After Hospital Care Plan

It used to be fairly simple; people got sick and went into the hospital where they were treated, recovered and went home.  People didn’t always recover quickly and they might spend weeks or months in the hospital.    Things have changed radically – nowadays people go into the hospital for a short period of time, become stable and are often discharged to other facilities to continue their recovery, with the goal of returning home to independent living.

Besides the shorter length of stay in an acute hospital, another noticeable difference is that patients are often moved around the hospital quite a bit.  The care no longer “follows the patient; the patient follows the care” which means that each nursing unit provides a specific type of specialty care and the patient will be moved to a different unit as his medical needs change.  For example, a patient with a broken hip will be admitted to the Surgical Floor.  After surgery, he might be admitted to the Intensive Care Unit for a day or two.  When he no longer needs to be monitored in the ICU, he’ll be sent to the Medical Floor where he’ll start to receive therapies; after he’s stable he’ll be discharged from the hospital.   It can be disconcerting for a patient to be moved around in such a manner, but this is the most efficient use of the nursing staff for the larger hospitals.  

The average length of stay in an acute care hospital is fairly short term; when the senior is considered to be in stable condition he’ll be discharged to another setting.  Depending upon the care that the patient requires, he might be sent to another facility or may be discharge directly home.  There are several options for care after the discharge from the acute care hospital, and patients are rarely given the opportunity to choose which level they’ll receive.  This decision is usually decided by their ability to participate in physical, occupational and speech therapies as well as their specific healthcare needs.  

Long-Term Acute Care Hospitals (LTAC)

The most medically complex patients, such as those who are on a ventilator, might not able to go to an acute rehabilitation or skilled nursing facility due to their needing physicians on-site 24 hours a day.  Regular acute hospitals aren’t able to hold these patients for months, so they’re sent to an LTAC where the care is cheaper.  This is because LTAC’s don’t offer specialty services such as maternity wards, emergency rooms, etc, so they are able to offer the same care as the acute hospital for a longer period of time at a lesser cost. Patients receive physical, occupational and speech therapies while they’re in LTAC’s, just the same as if they’re in the acute care hospital, and Medicare, Medicaid and private insurance policies pay for this level of care in the same manner that they pay for acute care hospitals.  

Acute Rehabilitation Facilities  Acute rehabilitation is an excellent option for the patient who is ready to be discharged from the hospital, requires 24-hour care and is able to participate in therapies at a higher level than provided in a nursing home (three or more hours per day).  They generally have a doctor on-site at least five days a week.  Acute rehabilitations are often hospital-based, although they can be stand-alone facilities.  The average length of stay in an acute rehabilitation facility is about 2-3 weeks. This care is also paid out of the Medicare patient’s acute hospital benefit and doesn’t count toward the 100 day maximum skilled nursing benefit.  Although it’s possible that patients will be discharged home from an acute rehabilitation facility when they’ve completed their course of treatment, if they’re not ready to return home and continue to require 24-hour care they’re often discharged to nursing homes for skilled services under the Medicare benefit.   

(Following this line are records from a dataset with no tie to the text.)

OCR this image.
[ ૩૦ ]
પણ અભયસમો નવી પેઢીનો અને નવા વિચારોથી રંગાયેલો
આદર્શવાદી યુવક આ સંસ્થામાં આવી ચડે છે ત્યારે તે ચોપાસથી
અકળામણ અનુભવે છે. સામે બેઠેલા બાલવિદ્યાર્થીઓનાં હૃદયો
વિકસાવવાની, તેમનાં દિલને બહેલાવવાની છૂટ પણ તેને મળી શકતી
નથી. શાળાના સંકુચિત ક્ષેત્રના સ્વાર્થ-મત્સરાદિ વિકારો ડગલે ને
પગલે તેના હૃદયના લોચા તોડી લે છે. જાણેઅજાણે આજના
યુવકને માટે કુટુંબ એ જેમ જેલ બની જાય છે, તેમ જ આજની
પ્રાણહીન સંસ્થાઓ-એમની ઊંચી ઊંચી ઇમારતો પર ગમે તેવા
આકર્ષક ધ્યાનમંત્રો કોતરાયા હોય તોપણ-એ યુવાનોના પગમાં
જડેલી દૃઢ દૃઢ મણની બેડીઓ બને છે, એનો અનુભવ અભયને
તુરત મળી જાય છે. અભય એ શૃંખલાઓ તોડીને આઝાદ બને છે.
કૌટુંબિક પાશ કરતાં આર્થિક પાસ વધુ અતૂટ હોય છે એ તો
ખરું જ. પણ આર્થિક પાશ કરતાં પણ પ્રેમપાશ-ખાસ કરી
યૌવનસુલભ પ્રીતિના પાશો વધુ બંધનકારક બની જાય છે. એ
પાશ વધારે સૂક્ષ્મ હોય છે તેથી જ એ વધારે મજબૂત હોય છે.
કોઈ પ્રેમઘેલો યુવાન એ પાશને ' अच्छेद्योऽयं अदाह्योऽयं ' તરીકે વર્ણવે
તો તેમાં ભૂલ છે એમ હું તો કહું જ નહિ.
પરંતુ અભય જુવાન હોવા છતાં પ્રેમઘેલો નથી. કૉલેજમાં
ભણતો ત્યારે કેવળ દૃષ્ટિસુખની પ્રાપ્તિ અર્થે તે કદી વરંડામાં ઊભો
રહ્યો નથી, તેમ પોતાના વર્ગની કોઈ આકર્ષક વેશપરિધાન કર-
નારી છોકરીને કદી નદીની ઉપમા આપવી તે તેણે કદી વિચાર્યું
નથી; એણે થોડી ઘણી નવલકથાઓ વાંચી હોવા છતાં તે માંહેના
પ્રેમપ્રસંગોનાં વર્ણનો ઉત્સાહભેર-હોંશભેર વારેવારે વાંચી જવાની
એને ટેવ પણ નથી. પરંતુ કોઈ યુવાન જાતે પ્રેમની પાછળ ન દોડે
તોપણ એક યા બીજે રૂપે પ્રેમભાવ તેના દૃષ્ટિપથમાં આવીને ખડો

Skilled Nursing Facilities (SNF) A patient who is able to participate up to two hours per day but can’t participate in the higher amount of therapies offered in an acute rehabilitation facility is often discharged from the hospital to a skilled nursing facility (SNF), also referred to as a nursing home. SNF’s provide 24-hour care from licensed nurses, physical therapists, occupational therapists and speech therapists. Some SNF’s provide sub-acute services, such as ventilator assistance, for patients who no longer require a physician 24 hours each day but do require a higher level of care than most skilled nursing facilities.  Depending upon the care the patient requires, skilled services can last up to 100 days (the full Medicare SNF benefit).

Home Healthcare A patient who is able to return home can receive home health care from a Medicare certified agency. These agencies provide nurses, physical therapists, occupational therapists and speech therapists for a limited amount of time.  Home healthcare is designed to help the senior transition to home safely so that he won’t return to the hospital.  Home healthcare has limitations and is provided on a short-term basis.  

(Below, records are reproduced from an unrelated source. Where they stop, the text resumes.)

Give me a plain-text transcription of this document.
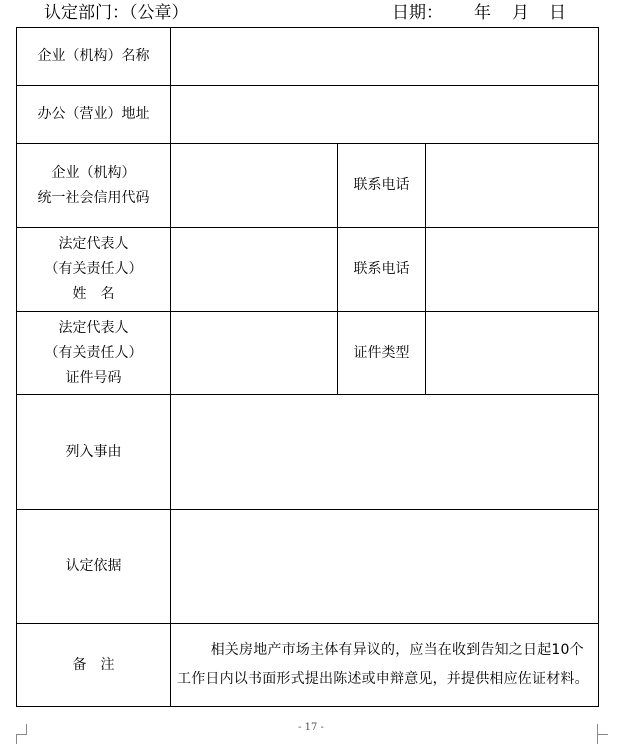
认定部门：（公章）	日期： 年 月 日
企业（机构）名称			
办公（营业）地址			

企业（机构）
统一社会信用代码		联系电话	

法定代表人
（有关责任人）
姓　名		联系电话	

法定代表人
（有关责任人）
证件号码		证件类型	
列入事由			
认定依据			
备　注	相关房地产市场主体有异议的，应当在收到告知之日起10个工作日内以书面形式提出陈述或申辩意见，并提供相应佐证材料。		
- 17 -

Hospice Care A patient who is able to return home and is considered to be terminal can receive home services from a Medicare certified hospice program.  These seniors will receive nursing, medication, equipment and supplies designed to make him as comfortable as possible until his death.  Hospice is designed to supplement the care in the home, not to replace it; if the patient requires more assistance than the family can provide it may be best for the patient to receive 24-hour care in a nursing home.  

Even though there are multiple levels and types of care available, it’s still possible that a senior won’t be able to return home and live independently.  If that’s the case, it’s possible that he can be placed in a group home or nursing home.